El dilema del prisionero está por volver a escena en el país. Los expedientes se mueven, los rumores se filtran y los amigos comienzan a hablar en pasado. En este país, la fidelidad dura lo que tarda un fiscal en ofrecer un acuerdo. Y el silencio, ese lujo de los poderosos, se paga cada vez más caro.
Nadie confía en nadie, y con razón. Los mismos que compartieron secretos, campañas o negocios saben que el otro está haciendo llamadas. En política, como en prisión, la lealtad no existe: solo el miedo a ser el primero en caer. Y cuando ese miedo se hace colectivo, el coro se rompe, cada voz busca salvar su parte, y la verdad deja de importar.
El dilema del prisionero no es un juego, es la ley natural de un sistema donde todos se espían, todos se deben algo y todos tienen demasiado que perder.
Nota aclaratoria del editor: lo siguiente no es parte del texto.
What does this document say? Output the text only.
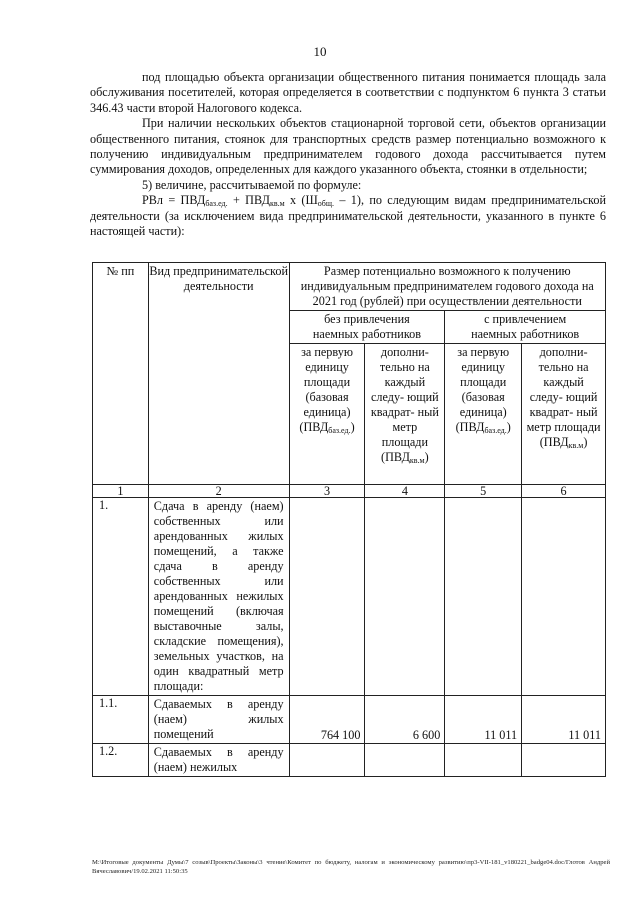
10

под площадью объекта организации общественного питания понимается площадь зала обслуживания посетителей, которая определяется в соответствии с подпунктом 6 пункта 3 статьи 346.43 части второй Налогового кодекса.

При наличии нескольких объектов стационарной торговой сети, объектов организации общественного питания, стоянок для транспортных средств размер потенциально возможного к получению индивидуальным предпринимателем годового дохода рассчитывается путем суммирования доходов, определенных для каждого указанного объекта, стоянки в отдельности;

5) величине, рассчитываемой по формуле:

РВл = $ПВД_{баз.ед.} + ПВД_{кв.м}$ х $(Ш_{общ.} - 1)$, по следующим видам предпринимательской деятельности (за исключением вида предпринимательской деятельности, указанного в пункте 6 настоящей части):

№ пп	Вид предпринимательской деятельности	Размер потенциально возможного к получению индивидуальным предпринимателем годового дохода на 2021 год (рублей) при осуществлении деятельности			
		без привлечения наемных работников		с привлечением наемных работников	
		за первую единицу площади (базовая единица) $(ПВД_{баз.ед.})$	дополни- тельно на каждый следу- ющий квадрат- ный метр площади $(ПВД_{кв.м})$	за первую единицу площади (базовая единица) $(ПВД_{баз.ед.})$	дополни- тельно на каждый следу- ющий квадрат- ный метр площади $(ПВД_{кв.м})$
1	2	3	4	5	6
1.	Сдача в аренду (наем) собственных или арендованных жилых помещений, а также сдача в аренду собственных или арендованных нежилых помещений (включая выставочные залы, складские помещения), земельных участков, на один квадратный метр площади:				
1.1.	Сдаваемых в аренду (наем) жилых помещений	764 100	6 600	11 011	11 011
1.2.	Сдаваемых в аренду (наем) нежилых				
M:\Итоговые документы Думы\7 созыв\Проекты\Законы\3 чтение\Комитет по бюджету, налогам и экономическому развитию\пр3-VII-181_v180221_badge04.doc/Глотов Андрей Вячеславович/19.02.2021 11:50:35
Por eso los casos que vienen no serán juicios, sino ajustes de cuentas. No ganará quien sea inocente, sino quien hable a tiempo.
El país lo ha visto antes: traiciones que se venden como redenciones, confesiones que se disfrazan de valentía. En el fondo, todos son prisioneros, pero solo unos pocos entienden la regla del juego: el primero que habla no delata, se libera.